Distributed training
Log rank-aware metrics for reducers, coverage, heatmaps, and outlier inspection.
Log per-rank metrics from distributed jobs so the Distributed dashboard tab can show reducers, rank coverage, heatmaps, and outliers instead of one flattened scalar.
Log per-rank metrics
Each call records one rank's metric batch for one global step.
run.log_rank_metrics(
{"train/loss": 0.12, "optimizer/grad_norm": 3.4},
step=100,
rank=0,
world_size=8,
local_rank=0,
weight=1024,
)| Argument | Meaning |
|---|---|
metrics | Scalar metric dictionary for one rank. |
step | Global step shared by all ranks. |
rank | Zero-based global rank. |
world_size | Expected number of ranks, capped at 512. |
local_rank | Optional zero-based rank within a node. |
weight | Optional sample count or work weight for weighted reducers.
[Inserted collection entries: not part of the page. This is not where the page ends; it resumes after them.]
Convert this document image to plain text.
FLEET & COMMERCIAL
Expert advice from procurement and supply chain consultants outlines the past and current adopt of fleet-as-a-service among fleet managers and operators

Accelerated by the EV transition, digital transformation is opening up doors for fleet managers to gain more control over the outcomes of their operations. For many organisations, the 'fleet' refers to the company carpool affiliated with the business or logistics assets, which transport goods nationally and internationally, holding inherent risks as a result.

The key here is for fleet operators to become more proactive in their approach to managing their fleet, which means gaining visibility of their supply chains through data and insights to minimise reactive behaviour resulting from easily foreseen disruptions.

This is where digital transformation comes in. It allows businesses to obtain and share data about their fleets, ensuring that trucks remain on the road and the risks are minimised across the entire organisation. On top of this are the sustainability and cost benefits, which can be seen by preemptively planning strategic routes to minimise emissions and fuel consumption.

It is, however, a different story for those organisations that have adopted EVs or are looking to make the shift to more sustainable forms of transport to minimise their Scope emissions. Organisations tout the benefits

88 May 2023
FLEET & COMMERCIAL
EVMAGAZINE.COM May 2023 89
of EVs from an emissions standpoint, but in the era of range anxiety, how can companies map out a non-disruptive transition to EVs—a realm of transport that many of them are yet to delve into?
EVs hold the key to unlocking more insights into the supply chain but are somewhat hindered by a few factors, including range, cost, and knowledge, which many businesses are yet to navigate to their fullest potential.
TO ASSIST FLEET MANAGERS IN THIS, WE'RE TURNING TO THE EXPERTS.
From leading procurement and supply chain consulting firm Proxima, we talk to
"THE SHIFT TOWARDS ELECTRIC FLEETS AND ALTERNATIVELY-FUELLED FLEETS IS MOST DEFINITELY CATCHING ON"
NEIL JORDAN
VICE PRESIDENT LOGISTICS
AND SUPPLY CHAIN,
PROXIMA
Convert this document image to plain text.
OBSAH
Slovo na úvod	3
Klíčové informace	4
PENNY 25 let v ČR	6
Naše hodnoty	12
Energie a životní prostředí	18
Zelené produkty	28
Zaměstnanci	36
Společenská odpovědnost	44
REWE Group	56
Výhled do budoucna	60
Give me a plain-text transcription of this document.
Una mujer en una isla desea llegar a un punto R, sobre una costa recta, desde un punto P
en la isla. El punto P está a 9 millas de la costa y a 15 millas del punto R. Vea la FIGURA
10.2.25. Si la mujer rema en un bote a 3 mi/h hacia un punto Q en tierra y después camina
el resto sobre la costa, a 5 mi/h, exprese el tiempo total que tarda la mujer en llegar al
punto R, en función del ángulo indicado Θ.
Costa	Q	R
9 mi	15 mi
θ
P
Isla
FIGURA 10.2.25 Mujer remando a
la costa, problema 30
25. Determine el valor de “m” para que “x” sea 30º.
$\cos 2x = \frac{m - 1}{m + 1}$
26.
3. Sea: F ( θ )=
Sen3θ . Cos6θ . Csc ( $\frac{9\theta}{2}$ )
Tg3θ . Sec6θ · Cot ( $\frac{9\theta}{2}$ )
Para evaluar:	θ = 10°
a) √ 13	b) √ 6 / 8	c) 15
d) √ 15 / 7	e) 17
Defaults to 1.0. |
Inspect ranks in the Distributed tab
The Distributed tab reads a run-scoped summary and renders:
- Mean and weighted mean.
- Min, max, range, and standard deviation.
- p05, p50, and p95 percentiles.
- Rank coverage per step.
- Heatmap cells.
- Outlier rows by z-score and delta from mean.
Use these views to answer questions like:
- Did one rank stop reporting?
- Is a rank consistently slower or noisier?
- Did a data shard or process produce outlier losses?
- Are weighted reducers different from unweighted reducers?
Use spool mode for rank metrics
Process-isolated spool mode writes rank metric calls as JSONL-style request events and replays them with the event ID as Idempotency-Key.
import instantml as im
run = im.init(
project="distributed-job",
upload_mode="spool",
spool_dir=".instantml/spool",
)
run.log_rank_metrics(
{"train/loss": loss},
step=step,
rank=rank,
world_size=world_size,
weight=batch_size,
)This keeps post-init HTTP calls out of the training process while preserving retry safety for compatible servers.
Choose which keys to log per rank
Log rank-aware metrics only for the keys that help debug distributed behavior. For example, log ordinary train/loss and eval/accuracy from rank 0 or a trainer process, then log rank-aware train/loss, optimizer/grad_norm, and system/gpu_memory_mb from all ranks.
That keeps scalar comparison fast while still giving the Distributed tab enough information to detect coverage and outlier problems.